Michel Leeb – Hilarmonic Show

Depuis septembre 2010, Michel Leeb est sur scène dans un spectacle inspiré par l’Américain Danny Kaye, qui dirigeait en 1981 un philharmonique de façon burlesque. Hommage ou plagiat ? Difficile de se prononcer dans un milieu où les blagues circulent, reprises et adaptées d’un humoriste à l’autre. Dans quelle mesure Thomas N Gijol et Gad Elmaleh se sont-ils inspirés de Richard Pryor, Eddy Murphy et Jerry Seinfeld ? Diriger un orchestre en délirant n’est pas nouveau, le premier en France à l’avoir fait est Marc Jolivet dans Comic Symphonic en 2005. Entouré de 45 musiciens de l’orchestre de Radio France et de l’Opéra de Paris, Michel Leeb incarne un violoniste benêt qui arrive en retard et se fâche avec le chef d’orchestre Cyril Diedrich qu’il remplace. Il enchaîne les mimes, fait chanter le public, joue avec les musiciens. Cinq ou six gags sont repris à Danny Kaye, par exemple lorsque il montre, face au public, le visage expressif du chef d’orchestre réagissant aux excès des instruments, ou qu’il fait se lever et s’asseoir les musiciens comme une ola.

Le côté burlesque, onomatopées et mimiques clownesques, est plus présent ici que dans ses précédents spectacles.
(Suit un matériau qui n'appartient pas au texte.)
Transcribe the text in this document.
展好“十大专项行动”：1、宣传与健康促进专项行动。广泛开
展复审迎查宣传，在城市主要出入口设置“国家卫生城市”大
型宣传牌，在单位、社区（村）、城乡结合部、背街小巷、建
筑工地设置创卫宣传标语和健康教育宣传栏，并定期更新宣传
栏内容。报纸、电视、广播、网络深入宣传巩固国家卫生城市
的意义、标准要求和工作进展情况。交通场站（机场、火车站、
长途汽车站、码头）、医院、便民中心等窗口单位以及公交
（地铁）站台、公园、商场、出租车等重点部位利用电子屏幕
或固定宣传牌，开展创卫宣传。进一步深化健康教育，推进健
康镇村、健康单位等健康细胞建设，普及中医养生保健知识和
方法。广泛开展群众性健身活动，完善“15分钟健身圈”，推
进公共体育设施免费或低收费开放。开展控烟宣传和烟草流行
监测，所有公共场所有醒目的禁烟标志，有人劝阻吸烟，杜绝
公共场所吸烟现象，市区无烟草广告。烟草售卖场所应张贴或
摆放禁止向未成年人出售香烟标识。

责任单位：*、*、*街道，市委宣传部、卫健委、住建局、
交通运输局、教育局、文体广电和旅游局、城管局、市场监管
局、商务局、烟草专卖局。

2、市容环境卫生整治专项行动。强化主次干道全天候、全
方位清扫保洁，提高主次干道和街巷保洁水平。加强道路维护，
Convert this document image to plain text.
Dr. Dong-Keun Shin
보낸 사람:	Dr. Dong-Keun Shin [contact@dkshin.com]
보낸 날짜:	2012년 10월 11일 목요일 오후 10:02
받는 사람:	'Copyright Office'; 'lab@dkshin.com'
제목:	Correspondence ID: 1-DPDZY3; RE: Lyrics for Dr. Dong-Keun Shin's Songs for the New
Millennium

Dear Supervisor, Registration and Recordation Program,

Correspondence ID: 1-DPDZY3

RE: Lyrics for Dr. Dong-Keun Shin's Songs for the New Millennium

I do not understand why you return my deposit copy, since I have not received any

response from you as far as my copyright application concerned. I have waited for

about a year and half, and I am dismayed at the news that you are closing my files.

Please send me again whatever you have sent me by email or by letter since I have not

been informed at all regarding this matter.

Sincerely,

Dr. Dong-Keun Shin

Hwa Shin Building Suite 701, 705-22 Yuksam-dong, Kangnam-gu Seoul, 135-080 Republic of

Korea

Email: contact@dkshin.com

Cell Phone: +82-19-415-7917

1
Mais le texte est semé de scies et de calembours pas très recherchés : « nous allons maintenant exécuter deux terroristes, euh non, une chanson », clame Michel Leeb, avant d’évoquer « une symphonie en sole meunière ». Entre les reprises d’opéra ou d’opérette, l’humoriste se livre à un monologue oiseux sur la grammaire allemande, et l’orchestre de s’endormir. Confirmant sa marque de fabrique franchouillarde, il nous sert l’accent russe et suédois, en prenant soin de diriger avec deux baguettes lorsqu’il passe à l’accent chinois.

On préfère son imitation de Jean d’Ormesson, logorrhée mythomane, l’interprétation de Mozart façon band de jazz, ou la séquence où il parodie de vieux acteurs français sur l’air de la Truite de Schubert, de Francis Blanche. Au fond, Michel Leeb rend accessible l’opéra à tous, d’une façon plus délurée que les conférences Jean-François Zygel. Un spectacle de vulgarisation musicale, rythmé et divertissant sans être brillant.